Alright, so let's begin. Right away there is something else that is different though. Our a-value isn't 1. Hmm, okay. Well, looking at the vertex form here, I see that the a-value is on the outside of the parentheses. That means we'll have to factor it out of the trinomial before we can turn it into a perfect square binomial. Thankfully, each term in this trinomial is divisible by three, so it won't be too bad, but sometimes this actually won't be the case. So, I need to divide out a 6 from each term on the right-hand side. Doing that leaves us with this: y = 6(x^2 + 5x + 3). Now we're ready to check to see if our c-value follows the pattern. It's going to need to be (b/2)^2, which in this case will be (5/2)^2. Uh oh, another hurdle. We're going to have a fraction or a decimal this time. Last time, our b-value was an even number, so dividing it by 2 wasn't a big deal. But this time it's odd, making things a little bit trickier but still doable. (5/2)^2, or 2.5^2, gives us 25/4 (if we want to use fractions) or 6.25 (if we want to use decimals). So, now we know what our c-value needs to be. We look at our problem as it is, and we realize it is not quite there yet (3 is not the same as 6.25).
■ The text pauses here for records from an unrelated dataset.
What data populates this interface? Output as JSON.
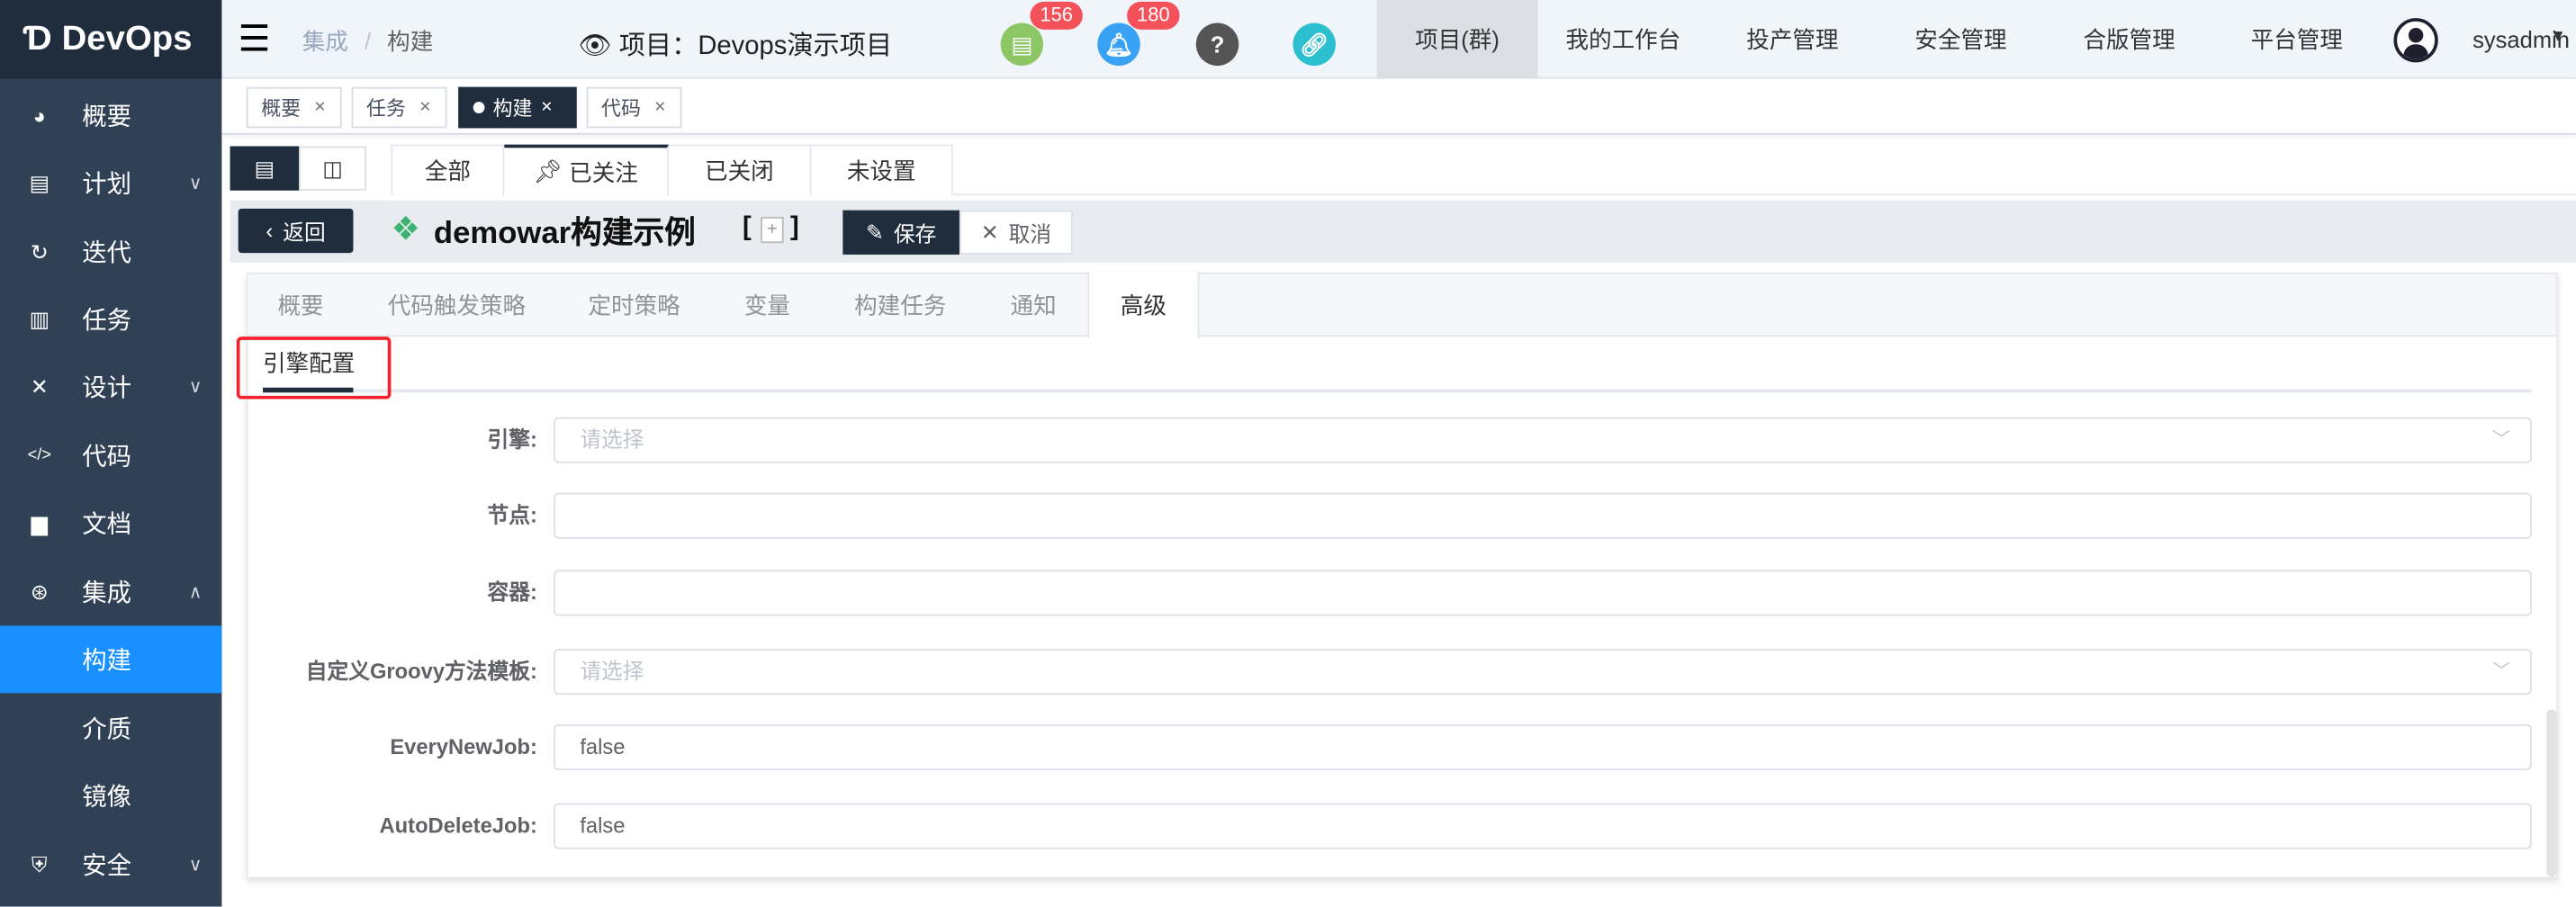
{
  "app": {
    "logo": "DevOps"
  },
  "sidebar": {
    "items": [
      {
        "label": "概要",
        "icon": "dashboard-icon",
        "y": 0
      },
      {
        "label": "计划",
        "icon": "plan-icon"
      },
      {
        "label": "迭代",
        "icon": "iteration-icon"
      },
      {
        "label": "任务",
        "icon": "task-icon"
      },
      {
        "label": "设计",
        "icon": "design-icon"
      },
      {
        "label": "代码",
        "icon": "code-icon"
      },
      {
        "label": "文档",
        "icon": "document-icon"
      },
      {
        "label": "集成",
        "icon": "integration-icon"
      },
      {
        "label": "构建"
      },
      {
        "label": "介质"
      },
      {
        "label": "镜像"
      },
      {
        "label": "安全",
        "icon": "shield-icon"
      }
    ]
  },
  "header": {
    "breadcrumb": [
      "集成",
      "构建"
    ],
    "breadcrumb_sep": "/",
    "project": "项目：Devops演示项目",
    "badges": {
      "docs": "156",
      "notifications": "180"
    },
    "help": "?",
    "nav": [
      "项目(群)",
      "我的工作台",
      "投产管理",
      "安全管理",
      "合版管理",
      "平台管理"
    ],
    "user": "sysadmin"
  },
  "tags": [
    {
      "label": "概要"
    },
    {
      "label": "任务"
    },
    {
      "label": "构建"
    },
    {
      "label": "代码"
    }
  ],
  "filter_tabs": [
    "全部",
    "已关注",
    "已关闭",
    "未设置"
  ],
  "toolbar": {
    "back": "返回",
    "title": "demowar构建示例",
    "bracket_open": "[",
    "bracket_close": "]",
    "plus": "+",
    "save": "保存",
    "cancel": "取消"
  },
  "config_tabs": [
    "概要",
    "代码触发策略",
    "定时策略",
    "变量",
    "构建任务",
    "通知",
    "高级"
  ],
  "sub_tab": "引擎配置",
  "form": [
    {
      "label": "引擎:",
      "value": "",
      "placeholder": "请选择",
      "type": "select"
    },
    {
      "label": "节点:",
      "value": ""
    },
    {
      "label": "容器:",
      "value": ""
    },
    {
      "label": "自定义Groovy方法模板:",
      "value": "",
      "placeholder": "请选择",
      "type": "select"
    },
    {
      "label": "EveryNewJob:",
      "value": "false"
    },
    {
      "label": "AutoDeleteJob:",
      "value": "false"
    }
  ],
  "colors": {
    "sidebar": "#304156",
    "active": "#1890ff",
    "dark": "#1f2d3d",
    "highlight": "#f5222d"
  }
}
Turn the current c value into 6.25.
Turning our current c-value, 3, into 6.25 will require us to add 3.25 to it, but we're going to have to be careful. When we add 3.25 to the trinomial on the inside the parentheses, we're actually adding 6 * 3.25 to that whole side of the equation. Since whatever we do to one side of the equation we have to do to the other, we need to actually add 19.5 to the left, not just 3.25. Doing that leaves us with this: y + 19.5 = 6(x^2 + 5x + 6.25). Alright, we're making progress! Our trinomial is finally ready to be factored, and this time let's use the shortcut. As long as we've done everything right, x^2 + 5x + 6.25 should be factored as (x + 2.5)(x + 2.5) because that 2.5 is half of our b-value, 5. Then compressing the factored form as a square binomial, (x + 2.5)^2, and then undoing the 19.5 to write the equation in vertex form, like so, y = 6(x+2.5)^2 - 19.5, allows us to answer the question 'What is k?' Well, k is the constant on the end, so k is -19.5.
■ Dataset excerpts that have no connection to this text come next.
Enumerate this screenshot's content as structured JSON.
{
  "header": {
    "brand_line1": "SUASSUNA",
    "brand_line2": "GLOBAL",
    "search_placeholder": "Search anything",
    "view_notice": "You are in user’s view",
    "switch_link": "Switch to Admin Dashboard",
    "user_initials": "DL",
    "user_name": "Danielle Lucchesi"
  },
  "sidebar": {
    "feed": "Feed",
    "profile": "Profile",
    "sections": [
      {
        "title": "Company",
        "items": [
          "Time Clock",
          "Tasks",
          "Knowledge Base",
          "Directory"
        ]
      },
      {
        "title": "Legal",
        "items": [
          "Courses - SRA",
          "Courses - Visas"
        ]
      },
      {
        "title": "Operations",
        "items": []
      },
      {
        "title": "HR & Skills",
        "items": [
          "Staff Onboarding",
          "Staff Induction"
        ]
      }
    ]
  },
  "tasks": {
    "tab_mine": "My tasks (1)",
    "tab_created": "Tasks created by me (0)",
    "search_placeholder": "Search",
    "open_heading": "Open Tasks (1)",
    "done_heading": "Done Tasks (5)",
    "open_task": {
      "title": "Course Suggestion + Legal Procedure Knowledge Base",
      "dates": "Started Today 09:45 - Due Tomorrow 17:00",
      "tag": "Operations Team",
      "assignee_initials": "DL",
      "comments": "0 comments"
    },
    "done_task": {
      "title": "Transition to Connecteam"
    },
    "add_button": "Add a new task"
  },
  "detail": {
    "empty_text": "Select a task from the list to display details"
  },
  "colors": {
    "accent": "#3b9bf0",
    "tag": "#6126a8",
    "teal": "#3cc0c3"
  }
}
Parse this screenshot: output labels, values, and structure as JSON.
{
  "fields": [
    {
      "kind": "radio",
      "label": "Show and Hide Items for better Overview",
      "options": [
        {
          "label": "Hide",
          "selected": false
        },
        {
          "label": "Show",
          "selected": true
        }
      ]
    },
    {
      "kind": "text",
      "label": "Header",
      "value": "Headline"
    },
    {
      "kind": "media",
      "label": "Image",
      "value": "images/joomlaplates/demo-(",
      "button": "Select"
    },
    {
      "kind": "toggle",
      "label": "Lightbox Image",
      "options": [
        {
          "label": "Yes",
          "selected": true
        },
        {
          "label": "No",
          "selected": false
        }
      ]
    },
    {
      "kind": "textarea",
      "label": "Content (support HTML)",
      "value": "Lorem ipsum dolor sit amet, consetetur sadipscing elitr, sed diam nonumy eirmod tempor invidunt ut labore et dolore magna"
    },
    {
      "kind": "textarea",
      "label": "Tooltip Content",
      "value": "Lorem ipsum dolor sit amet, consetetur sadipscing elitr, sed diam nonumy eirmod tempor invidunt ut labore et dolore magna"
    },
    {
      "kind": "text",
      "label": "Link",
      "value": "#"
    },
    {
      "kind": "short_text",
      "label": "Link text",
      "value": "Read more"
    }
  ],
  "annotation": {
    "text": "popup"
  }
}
This last example is close to as tough as it gets for completing the square. Hopefully, you feel confident enough to try the examples in the quiz following this video all by yourself.
Lesson Summary
To review, to complete the square, we need to change the c-value in our trinomial to be (b/2)^2. If you have an a-value that is not equal to 1, you'll need to first factor that value out of each term in the trinomial before you can proceed. This also means that you'll have to be careful to multiply by this factor when deciding how much to add to both sides when making your c-value the correct amount. If you end up with an odd b-value in your trinomial, you'll end up with fractions or decimals in your answer, but that's okay!